At a protest rally in Bancroft, they called on Ontario’s Liberal government to change that.
“It’s about getting attention–putting pressure on those in power,” said Brad Culver, a local resident protesting against rising hydro rates.
Many protesters, some dressed as gnomes, called on Hydro One to stop issuing disconnection notices to customers who’ve fallen behind in their bills.
“The thing I find most infuriating is the disconnects,” said Jane Kali with North Hastings Community Trust, one of the event organizers.
“Many of us in rural areas rely on pumps for water. We need electricity to move that water into our house. If hydro disconnects us, we can’t have a drink of water — we can’t have a shower,” said Kali.

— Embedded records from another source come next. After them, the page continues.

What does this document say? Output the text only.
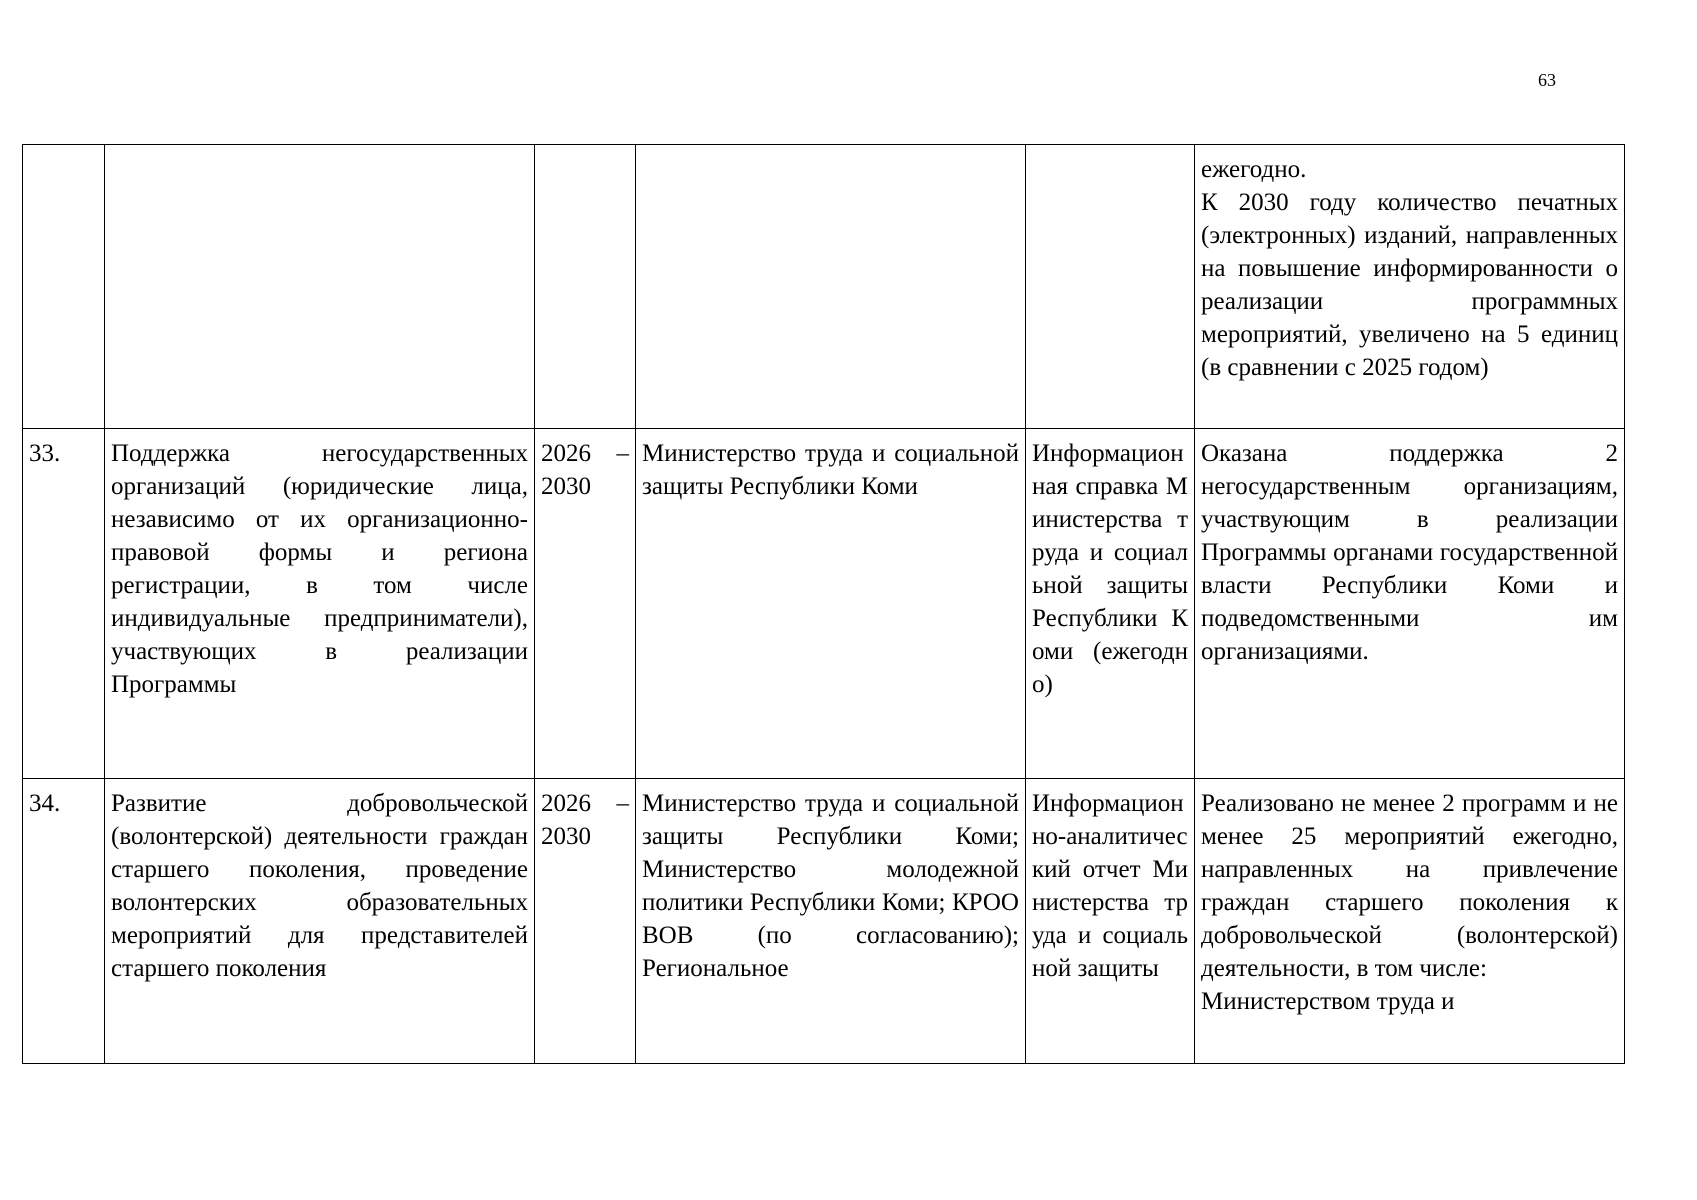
63

					ежегодно.
К 2030 году количество печатных (электронных) изданий, направленных на повышение информированности о реализации программных мероприятий, увеличено на 5 единиц (в сравнении с 2025 годом)

33.	Поддержка негосударственных организаций (юридические лица, независимо от их организационно-правовой формы и региона регистрации, в том числе индивидуальные предприниматели), участвующих в реализации Программы	2026 – 2030	Министерство труда и социальной защиты Республики Коми	Информационная справка Министерства труда и социальной защиты Республики Коми (ежегодно)	Оказана поддержка 2 негосударственным организациям, участвующим в реализации Программы органами государственной власти Республики Коми и подведомственными им организациями.

34.	Развитие добровольческой (волонтерской) деятельности граждан старшего поколения, проведение волонтерских образовательных мероприятий для представителей старшего поколения	2026 – 2030	Министерство труда и социальной защиты Республики Коми; Министерство молодежной политики Республики Коми; КРОО ВОВ (по согласованию); Региональное	Информационно-аналитический отчет Министерства труда и социальной защиты	Реализовано не менее 2 программ и не менее 25 мероприятий ежегодно, направленных на привлечение граждан старшего поколения к добровольческой (волонтерской) деятельности, в том числе:
Министерством труда и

“I know people who have had their hydro disconnected for more than a year.”
Rural hydro customers face higher charges for power because of delivery charges based on the distance the electricity must travel to reach their homes. Some at the rally say they spend $300 to $500 a month on hydro.
“The minister of energy says there’s no crisis,” said Culver, dismissing the Ontario government’s recent announcement to provide $1 billion in relief to financially-challenged customers.
“It’s peanuts,” said Culver.
Chanting “power to the people” protesters vow to keep up pressure on the government.
“Only if they start to fear they will be disconnected from power will they stop the disconnects,” said Mike Balkwill with the Put Food in the Budget social justice campaign, a group that was formed in 2009 when former Premier Dalton McGuinty’s government reduced some social assistance provisions.
The effects of higher hydro rates are affecting the sick and elderly especially, according to those who work with health professionals.
“One of my physician colleagues cared for a woman who was dying at home and the hydro had been cut off because of arrears,” said Kathy Hardill of Health Providers Against Poverty.
“In a vain attempt to ease her passing, her son hooked up a little electric fan to a car battery. This, in the richest province in the country, is shameful.”
Participants at the rally said the government can’t ignore the plight of rural residents even though it can be easy to do that.
Artist Jane Eastman said rural poverty doesn’t show itself the way it does in a metropolitan area.
“In rural Ontario, you can be poor and people won’t be noticed the way you would in the city.”